Dr. Gratzer is part of the Manhattan Institute, a think tank advocating free enterprise solutions, funded by conservative foundations like the Koch and Walton Family Foundations and corporations like Cigna and Bristol-Myers Squibb.

I've heard or read a lot of comparisons of the Canadian vs. American systems. One op-ed from the Denver Post listed eight myths about the Canadian health care system.
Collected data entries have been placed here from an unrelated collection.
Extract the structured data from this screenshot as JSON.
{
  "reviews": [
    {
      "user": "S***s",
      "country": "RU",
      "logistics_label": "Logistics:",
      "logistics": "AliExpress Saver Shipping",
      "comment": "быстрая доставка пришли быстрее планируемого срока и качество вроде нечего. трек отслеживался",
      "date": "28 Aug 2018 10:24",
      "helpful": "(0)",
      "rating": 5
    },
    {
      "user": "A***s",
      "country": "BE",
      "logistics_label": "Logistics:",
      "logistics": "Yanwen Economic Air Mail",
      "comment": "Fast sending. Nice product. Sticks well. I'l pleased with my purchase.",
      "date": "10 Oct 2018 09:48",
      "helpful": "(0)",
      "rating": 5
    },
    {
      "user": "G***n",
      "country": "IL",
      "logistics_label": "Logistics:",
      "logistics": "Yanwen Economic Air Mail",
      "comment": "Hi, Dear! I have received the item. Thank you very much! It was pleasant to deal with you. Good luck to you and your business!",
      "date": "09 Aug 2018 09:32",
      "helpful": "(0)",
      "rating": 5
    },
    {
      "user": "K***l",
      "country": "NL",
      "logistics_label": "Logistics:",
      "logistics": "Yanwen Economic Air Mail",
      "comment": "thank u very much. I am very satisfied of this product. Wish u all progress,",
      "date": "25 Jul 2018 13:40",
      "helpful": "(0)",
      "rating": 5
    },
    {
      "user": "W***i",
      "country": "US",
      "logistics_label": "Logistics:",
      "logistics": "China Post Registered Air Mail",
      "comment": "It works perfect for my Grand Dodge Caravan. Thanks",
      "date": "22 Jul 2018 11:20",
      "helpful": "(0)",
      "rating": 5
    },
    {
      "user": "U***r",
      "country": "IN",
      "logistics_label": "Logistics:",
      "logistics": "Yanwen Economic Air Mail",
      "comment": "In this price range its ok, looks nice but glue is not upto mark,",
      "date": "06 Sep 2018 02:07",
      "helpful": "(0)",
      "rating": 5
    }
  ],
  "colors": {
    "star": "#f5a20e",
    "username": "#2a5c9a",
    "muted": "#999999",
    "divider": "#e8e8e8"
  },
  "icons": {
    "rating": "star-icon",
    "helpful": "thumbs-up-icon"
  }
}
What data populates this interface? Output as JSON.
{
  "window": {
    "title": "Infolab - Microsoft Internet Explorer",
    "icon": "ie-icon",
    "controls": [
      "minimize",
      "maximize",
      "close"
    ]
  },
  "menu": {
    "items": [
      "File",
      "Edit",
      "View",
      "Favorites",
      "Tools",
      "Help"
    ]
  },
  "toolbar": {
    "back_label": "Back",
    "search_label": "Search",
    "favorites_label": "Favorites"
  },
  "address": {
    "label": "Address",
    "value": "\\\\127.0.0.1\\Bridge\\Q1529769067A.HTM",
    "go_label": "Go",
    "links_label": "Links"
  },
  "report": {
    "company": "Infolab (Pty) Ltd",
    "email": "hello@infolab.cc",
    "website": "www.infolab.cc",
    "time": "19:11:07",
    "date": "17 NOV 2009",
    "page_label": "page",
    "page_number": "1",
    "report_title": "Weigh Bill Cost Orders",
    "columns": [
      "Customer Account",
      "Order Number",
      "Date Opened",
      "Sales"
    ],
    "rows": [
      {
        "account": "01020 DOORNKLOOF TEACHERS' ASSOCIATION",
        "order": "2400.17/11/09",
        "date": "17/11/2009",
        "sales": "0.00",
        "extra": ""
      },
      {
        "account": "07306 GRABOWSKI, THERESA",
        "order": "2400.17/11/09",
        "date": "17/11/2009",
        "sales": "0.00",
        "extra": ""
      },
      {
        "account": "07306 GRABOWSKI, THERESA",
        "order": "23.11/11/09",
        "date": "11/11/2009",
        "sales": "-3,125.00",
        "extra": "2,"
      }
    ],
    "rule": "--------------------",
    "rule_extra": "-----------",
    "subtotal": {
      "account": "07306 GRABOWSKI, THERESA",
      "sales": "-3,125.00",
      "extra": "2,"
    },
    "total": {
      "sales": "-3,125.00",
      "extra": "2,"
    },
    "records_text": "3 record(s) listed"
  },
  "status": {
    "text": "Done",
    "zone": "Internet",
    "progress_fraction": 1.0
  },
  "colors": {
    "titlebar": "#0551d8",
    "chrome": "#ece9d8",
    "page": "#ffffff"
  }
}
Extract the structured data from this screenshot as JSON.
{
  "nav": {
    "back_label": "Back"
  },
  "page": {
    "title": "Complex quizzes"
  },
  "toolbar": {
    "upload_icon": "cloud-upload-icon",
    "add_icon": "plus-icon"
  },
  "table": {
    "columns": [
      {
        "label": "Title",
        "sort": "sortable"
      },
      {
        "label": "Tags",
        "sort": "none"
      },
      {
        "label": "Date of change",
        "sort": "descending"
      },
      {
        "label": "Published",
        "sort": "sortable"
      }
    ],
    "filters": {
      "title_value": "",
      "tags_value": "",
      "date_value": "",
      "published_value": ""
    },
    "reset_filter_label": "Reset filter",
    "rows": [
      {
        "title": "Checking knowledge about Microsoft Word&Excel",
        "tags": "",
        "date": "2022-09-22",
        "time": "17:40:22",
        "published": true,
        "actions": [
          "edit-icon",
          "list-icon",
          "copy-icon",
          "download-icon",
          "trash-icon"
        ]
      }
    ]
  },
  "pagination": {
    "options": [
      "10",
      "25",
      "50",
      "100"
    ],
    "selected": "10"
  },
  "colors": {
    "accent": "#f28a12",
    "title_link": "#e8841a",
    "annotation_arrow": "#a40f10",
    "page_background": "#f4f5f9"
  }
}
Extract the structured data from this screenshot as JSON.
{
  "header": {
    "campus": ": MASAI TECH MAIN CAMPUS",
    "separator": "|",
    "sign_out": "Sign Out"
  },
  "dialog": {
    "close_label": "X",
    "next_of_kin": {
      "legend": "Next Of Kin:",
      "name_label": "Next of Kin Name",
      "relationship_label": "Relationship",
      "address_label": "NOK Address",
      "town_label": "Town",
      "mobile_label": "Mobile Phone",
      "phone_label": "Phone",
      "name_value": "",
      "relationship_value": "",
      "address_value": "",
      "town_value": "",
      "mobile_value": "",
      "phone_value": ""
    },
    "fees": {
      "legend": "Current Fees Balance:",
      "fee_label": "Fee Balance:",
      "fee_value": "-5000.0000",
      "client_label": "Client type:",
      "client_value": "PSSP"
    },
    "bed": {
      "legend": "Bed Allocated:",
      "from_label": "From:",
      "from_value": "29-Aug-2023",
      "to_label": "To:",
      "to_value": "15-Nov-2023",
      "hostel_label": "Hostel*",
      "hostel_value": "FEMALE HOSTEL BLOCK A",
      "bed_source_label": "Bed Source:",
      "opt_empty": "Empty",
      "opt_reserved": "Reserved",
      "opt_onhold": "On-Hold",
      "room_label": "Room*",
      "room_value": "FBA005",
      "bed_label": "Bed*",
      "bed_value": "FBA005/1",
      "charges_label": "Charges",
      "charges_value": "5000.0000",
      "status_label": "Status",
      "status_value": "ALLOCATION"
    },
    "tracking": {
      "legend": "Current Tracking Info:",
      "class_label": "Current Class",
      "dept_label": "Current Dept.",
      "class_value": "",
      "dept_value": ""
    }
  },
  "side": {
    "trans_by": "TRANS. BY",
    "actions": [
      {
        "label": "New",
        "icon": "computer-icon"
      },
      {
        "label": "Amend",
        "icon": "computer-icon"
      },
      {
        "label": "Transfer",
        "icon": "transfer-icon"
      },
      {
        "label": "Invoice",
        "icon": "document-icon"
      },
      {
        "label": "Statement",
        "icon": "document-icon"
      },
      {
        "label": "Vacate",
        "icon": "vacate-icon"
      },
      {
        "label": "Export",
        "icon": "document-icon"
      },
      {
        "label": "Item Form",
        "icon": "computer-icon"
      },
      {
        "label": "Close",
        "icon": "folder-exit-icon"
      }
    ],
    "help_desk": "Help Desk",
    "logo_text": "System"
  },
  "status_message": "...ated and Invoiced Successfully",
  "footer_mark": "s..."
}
Its author, a Canadian clinical psychologist living it the U.S. for close to two decades, declared that the following are myths:
  • Myth: Taxes in Canada are extremely high, mostly because of national health care.
  • Myth: Canada's health care system is a cumbersome bureaucracy.
  • Myth: The Canadian system is significantly more expensive than that of the U.S.
  • Myth: Canada's government decides who gets health care and when they get it.
  • Myth: There are long waits for care, which compromise access to care.
  • Myth: Canadians are paying out of pocket to come to the U.S. for medical care.
  • Myth: Canada is a socialized health care system in which the government runs hospitals and where doctors work for the government.
  • Myth: There aren't enough doctors in Canada.
I also just read this interesting piece on Snopes. It's a point-by-point examination of the claims made in an email that's circulating, supposedly written by a regular Canadian citizen. The email makes claims such as "I am personally in the 55% income tax bracket" and the "Government allots [only] so many operations per year" and "Forget getting a second opinion, what you see is what you get." The Snopes response is very measured and fair minded, often pointing out that the claims made -- such as "Shirley's cousin was diagnosed with a heart blockage. Put on a waiting list. Died before he could get treatment" -- are unverifiable and so vague that anything could have caused the death [even if "Shirley's cousin" isn't a complete fabrication -- DN3].

Today's Pioneer Press included an op-ed by Michael Tanner of the libertarian Cato Institute called Obama's Right -- We Need Health Care Reform But He's Wrong about What Kind. In it, he proposes unmooring health insurance from employment. As he points out, it is unfair that employed, insured people get their care tax free while someone who pays for insurance from self-employed income has to pay taxes on her/his benefits. Instead, people would pay taxes on their benefits and both employed and self-employed people would receive either a tax deduction or a tax credit to compensate.

At first I thought this sounded more fair than the current system, but then I remembered that self-employed people are able to deduct their health costs from their taxes. While it is not equivalent to the tax break employees receive, it does cover part of the difference. What self-employed people don't have is access to affordable plans, since they aren't part of a group that spreads out the risk. So unless they can get access to care through a spouse's company (even if they have to pay for the plan), the price is outrageous or has a a very high deductible, as in the case of Garrison's friend, the cowboy singer -- or both. I heard an NPR story that told of a farm couple whose only health insurance options cost between $12,000 and $20,000 per year for the two of them, with a $2,000 deductible!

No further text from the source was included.